El desarrollo energético en la cuenca neuquina genera una presión sin precedentes sobre las rutas y accesos, evidenciando la necesidad de obras viales que acompañen la expansión económica y demográfica.
El crecimiento de la actividad en Vaca Muerta ha puesto en evidencia un desafío estructural en la región: la infraestructura vial no se ha desarrollado al mismo ritmo que la expansión económica, demográfica y logística. Los principales corredores de Neuquén y el Alto Valle operan al límite de su capacidad, con niveles de circulación que superan los parámetros originales de diseño.
En tramos de la Ruta Nacional 22, especialmente entre Neuquén capital y Cipolletti, se registran más de 100.000 vehículos diarios, con una participación creciente del tránsito pesado vinculado a la industria hidrocarburífera. A esto se suma el flujo sobre la Ruta 7, principal vía hacia Añelo, y la ruta provincial 65 en Río Negro, donde la congestión es frecuente.

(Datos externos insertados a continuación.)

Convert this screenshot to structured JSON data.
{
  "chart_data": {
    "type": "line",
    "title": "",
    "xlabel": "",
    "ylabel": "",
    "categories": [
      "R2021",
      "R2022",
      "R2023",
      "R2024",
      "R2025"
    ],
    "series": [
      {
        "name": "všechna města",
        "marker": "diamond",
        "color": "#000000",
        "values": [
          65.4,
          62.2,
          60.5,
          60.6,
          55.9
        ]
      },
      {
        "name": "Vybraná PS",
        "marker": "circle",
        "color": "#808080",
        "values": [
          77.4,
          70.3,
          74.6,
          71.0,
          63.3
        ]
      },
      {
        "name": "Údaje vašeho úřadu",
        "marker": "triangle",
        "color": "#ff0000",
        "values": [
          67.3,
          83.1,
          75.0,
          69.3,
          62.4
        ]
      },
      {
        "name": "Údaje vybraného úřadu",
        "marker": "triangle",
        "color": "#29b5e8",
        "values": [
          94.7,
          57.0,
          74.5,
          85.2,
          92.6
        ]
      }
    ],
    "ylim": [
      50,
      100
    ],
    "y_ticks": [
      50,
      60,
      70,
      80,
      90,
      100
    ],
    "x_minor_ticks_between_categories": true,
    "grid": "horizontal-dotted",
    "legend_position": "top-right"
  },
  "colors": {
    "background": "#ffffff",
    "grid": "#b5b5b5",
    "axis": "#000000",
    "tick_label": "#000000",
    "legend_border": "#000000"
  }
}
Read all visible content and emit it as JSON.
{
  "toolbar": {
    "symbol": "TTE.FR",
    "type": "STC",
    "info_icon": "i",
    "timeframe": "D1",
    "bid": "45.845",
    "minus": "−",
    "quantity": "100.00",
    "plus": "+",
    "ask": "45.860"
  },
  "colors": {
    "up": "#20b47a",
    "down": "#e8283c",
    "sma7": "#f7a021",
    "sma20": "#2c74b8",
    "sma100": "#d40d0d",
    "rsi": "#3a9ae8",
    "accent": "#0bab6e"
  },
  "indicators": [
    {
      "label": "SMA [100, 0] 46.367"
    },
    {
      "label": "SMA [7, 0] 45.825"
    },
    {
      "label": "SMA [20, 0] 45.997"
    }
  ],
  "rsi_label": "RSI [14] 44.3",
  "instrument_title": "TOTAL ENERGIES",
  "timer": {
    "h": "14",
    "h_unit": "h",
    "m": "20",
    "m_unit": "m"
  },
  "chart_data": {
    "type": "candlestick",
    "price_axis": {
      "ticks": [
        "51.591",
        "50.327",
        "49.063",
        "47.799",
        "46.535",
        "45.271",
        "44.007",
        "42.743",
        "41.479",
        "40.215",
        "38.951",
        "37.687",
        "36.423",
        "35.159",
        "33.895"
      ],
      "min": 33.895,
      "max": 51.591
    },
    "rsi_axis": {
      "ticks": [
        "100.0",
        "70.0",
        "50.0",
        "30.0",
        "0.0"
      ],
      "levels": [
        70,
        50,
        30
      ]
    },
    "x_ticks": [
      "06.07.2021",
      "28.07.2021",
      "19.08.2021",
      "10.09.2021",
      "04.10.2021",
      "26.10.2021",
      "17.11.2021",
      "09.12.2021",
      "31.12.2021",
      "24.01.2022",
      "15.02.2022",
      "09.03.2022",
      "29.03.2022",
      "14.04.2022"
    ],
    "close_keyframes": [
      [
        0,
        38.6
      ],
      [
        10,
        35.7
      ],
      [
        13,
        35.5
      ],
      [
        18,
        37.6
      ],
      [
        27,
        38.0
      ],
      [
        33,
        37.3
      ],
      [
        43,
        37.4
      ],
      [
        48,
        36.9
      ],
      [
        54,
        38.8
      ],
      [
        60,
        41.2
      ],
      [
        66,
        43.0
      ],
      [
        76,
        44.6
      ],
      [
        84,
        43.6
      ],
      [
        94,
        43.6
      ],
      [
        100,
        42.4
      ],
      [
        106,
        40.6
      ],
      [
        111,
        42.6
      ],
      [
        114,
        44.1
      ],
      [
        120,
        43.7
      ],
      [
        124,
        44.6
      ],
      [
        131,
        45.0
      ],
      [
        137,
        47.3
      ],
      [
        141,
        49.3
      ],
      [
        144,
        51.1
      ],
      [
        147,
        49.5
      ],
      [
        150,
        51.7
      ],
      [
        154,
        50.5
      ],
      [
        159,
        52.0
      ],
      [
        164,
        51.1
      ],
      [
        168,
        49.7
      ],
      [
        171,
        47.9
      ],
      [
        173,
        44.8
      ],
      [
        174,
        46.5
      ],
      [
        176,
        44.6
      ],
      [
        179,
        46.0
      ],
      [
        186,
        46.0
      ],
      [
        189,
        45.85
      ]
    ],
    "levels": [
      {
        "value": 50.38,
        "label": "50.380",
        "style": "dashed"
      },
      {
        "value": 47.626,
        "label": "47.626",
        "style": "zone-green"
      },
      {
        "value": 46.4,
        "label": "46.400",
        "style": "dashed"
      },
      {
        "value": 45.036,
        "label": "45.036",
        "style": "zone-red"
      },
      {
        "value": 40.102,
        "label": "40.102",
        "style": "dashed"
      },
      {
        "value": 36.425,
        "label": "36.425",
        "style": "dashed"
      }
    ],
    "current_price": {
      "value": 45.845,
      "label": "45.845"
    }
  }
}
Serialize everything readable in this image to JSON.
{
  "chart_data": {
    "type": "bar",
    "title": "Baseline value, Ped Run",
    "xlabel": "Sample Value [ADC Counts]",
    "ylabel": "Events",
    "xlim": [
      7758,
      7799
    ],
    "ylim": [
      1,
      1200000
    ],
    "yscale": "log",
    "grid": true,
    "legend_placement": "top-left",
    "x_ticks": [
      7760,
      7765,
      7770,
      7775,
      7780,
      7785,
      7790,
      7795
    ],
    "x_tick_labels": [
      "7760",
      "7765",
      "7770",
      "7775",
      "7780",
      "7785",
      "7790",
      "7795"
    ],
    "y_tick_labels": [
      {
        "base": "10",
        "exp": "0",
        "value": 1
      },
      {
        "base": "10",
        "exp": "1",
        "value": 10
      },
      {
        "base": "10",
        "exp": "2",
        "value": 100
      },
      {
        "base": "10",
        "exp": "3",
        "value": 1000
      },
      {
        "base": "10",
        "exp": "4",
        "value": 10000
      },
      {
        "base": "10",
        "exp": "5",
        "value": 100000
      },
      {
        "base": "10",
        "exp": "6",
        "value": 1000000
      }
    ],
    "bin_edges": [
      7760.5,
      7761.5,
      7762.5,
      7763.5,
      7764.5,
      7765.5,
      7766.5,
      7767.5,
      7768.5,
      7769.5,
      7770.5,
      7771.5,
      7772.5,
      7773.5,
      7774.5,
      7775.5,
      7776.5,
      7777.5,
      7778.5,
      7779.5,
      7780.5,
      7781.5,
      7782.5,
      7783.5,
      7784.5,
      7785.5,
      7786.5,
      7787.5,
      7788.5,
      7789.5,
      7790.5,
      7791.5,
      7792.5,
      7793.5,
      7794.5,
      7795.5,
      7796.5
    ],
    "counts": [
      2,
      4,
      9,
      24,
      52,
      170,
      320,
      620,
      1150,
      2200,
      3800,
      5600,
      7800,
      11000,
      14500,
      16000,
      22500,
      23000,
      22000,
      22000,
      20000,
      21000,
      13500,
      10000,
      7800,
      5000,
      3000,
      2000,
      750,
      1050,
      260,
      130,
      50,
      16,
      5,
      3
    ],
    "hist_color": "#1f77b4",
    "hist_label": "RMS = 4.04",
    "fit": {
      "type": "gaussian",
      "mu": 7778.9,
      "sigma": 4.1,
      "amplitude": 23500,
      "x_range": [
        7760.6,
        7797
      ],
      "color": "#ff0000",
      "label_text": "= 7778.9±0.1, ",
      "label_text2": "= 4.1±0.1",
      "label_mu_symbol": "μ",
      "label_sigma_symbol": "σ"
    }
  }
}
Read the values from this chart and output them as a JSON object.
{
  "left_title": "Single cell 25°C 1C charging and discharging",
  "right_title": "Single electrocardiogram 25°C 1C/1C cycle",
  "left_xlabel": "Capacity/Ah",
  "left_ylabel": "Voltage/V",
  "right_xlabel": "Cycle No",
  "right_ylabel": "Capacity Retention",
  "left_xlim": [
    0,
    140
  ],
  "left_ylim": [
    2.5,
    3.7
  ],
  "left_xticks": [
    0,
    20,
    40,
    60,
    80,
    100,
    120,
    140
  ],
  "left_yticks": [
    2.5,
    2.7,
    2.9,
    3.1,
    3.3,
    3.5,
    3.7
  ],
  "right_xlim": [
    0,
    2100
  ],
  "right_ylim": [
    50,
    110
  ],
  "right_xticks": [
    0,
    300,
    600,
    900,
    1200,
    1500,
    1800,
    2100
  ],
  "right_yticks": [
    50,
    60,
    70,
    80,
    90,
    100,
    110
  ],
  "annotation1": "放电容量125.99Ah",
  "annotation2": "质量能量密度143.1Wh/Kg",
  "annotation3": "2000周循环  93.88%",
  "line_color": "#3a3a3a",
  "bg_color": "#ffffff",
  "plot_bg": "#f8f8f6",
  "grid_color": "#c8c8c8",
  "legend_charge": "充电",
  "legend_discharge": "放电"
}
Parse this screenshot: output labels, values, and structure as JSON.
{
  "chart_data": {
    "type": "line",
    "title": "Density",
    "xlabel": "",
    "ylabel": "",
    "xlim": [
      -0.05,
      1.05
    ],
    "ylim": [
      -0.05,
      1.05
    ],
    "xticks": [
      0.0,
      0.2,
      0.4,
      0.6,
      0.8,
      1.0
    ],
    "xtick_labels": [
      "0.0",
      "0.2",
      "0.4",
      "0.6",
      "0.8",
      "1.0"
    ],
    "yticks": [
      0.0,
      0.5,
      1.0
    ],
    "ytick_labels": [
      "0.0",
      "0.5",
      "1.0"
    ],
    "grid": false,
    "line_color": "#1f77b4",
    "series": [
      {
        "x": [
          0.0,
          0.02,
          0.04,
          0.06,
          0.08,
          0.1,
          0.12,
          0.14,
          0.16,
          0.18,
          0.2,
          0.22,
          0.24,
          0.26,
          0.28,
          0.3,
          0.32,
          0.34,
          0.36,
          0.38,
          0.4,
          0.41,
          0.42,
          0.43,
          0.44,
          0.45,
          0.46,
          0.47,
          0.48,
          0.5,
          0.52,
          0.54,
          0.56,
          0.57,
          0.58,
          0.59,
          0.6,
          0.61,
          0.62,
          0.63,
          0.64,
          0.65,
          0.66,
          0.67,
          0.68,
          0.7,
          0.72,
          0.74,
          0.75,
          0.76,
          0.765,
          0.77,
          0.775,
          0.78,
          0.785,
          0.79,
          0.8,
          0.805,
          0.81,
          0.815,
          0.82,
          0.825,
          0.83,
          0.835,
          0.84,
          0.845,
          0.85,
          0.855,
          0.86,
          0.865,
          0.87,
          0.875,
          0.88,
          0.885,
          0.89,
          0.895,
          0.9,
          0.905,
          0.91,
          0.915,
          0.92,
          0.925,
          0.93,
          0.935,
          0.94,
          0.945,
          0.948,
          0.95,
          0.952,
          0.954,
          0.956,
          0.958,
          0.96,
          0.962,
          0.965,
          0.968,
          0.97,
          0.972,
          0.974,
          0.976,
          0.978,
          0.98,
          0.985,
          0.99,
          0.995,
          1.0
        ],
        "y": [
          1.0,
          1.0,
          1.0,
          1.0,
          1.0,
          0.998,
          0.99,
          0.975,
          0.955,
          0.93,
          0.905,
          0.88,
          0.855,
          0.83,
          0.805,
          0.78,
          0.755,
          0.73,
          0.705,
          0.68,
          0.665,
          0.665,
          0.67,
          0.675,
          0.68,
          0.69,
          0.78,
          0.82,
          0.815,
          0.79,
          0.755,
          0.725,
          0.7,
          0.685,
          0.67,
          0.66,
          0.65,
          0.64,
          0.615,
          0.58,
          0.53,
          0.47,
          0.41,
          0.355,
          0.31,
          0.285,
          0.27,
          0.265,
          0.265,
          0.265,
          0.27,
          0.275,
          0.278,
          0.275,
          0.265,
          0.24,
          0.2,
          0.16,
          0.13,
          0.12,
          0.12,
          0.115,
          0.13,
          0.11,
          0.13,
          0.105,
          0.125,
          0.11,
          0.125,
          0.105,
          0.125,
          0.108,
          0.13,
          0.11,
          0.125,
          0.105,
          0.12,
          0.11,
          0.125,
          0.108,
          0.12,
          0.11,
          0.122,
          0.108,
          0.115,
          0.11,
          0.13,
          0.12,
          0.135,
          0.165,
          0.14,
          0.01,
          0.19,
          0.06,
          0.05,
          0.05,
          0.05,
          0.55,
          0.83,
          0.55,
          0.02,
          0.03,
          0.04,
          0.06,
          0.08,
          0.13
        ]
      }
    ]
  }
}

El aumento del tránsito está asociado al crecimiento del parque automotor provincial, que supera las 700.000 unidades, y a la expansión poblacional impulsada por la migración laboral. En el área metropolitana Neuquén-Cipolletti, este crecimiento se traduce en una mayor presión sobre accesos y rutas.
La situación es más crítica en horarios pico, entre las 6 y las 9 de la mañana y entre las 17 y las 20 horas, donde los accesos a la capital neuquina registran demoras prolongadas. Puntos como la rotonda de Casimiro Gómez y el Acceso Norte concentran filas de varios kilómetros, con fuerte presencia de camiones.
Para abordar el problema, se encuentran en ejecución diversas obras. El gobierno provincial proyecta un puente elevado en la rotonda Casimiro Gómez para separar flujos. En el Acceso Norte, la Municipalidad de Neuquén avanza con la construcción de otro puente elevado. También se está transformando la Avenida Mosconi para duplicar su capacidad.
Del lado de Río Negro, el sector de Puente 83 sobre la Ruta 22 en Cipolletti sigue siendo un punto conflictivo. A nivel regional, destaca el recientemente adjudicado bypass de Añelo, una circunvalación destinada a desviar el tránsito pesado del casco urbano de la localidad que funciona como base operativa de Vaca Muerta.
El desarrollo no convencional ha modificado la escala del problema vial. Cada pozo en Vaca Muerta demanda entre 1.000 y 1.500 viajes de camión, lo que multiplica el tránsito pesado sobre rutas no diseñadas para ese volumen, generando un deterioro acelerado de la infraestructura e interferencia con el tránsito urbano.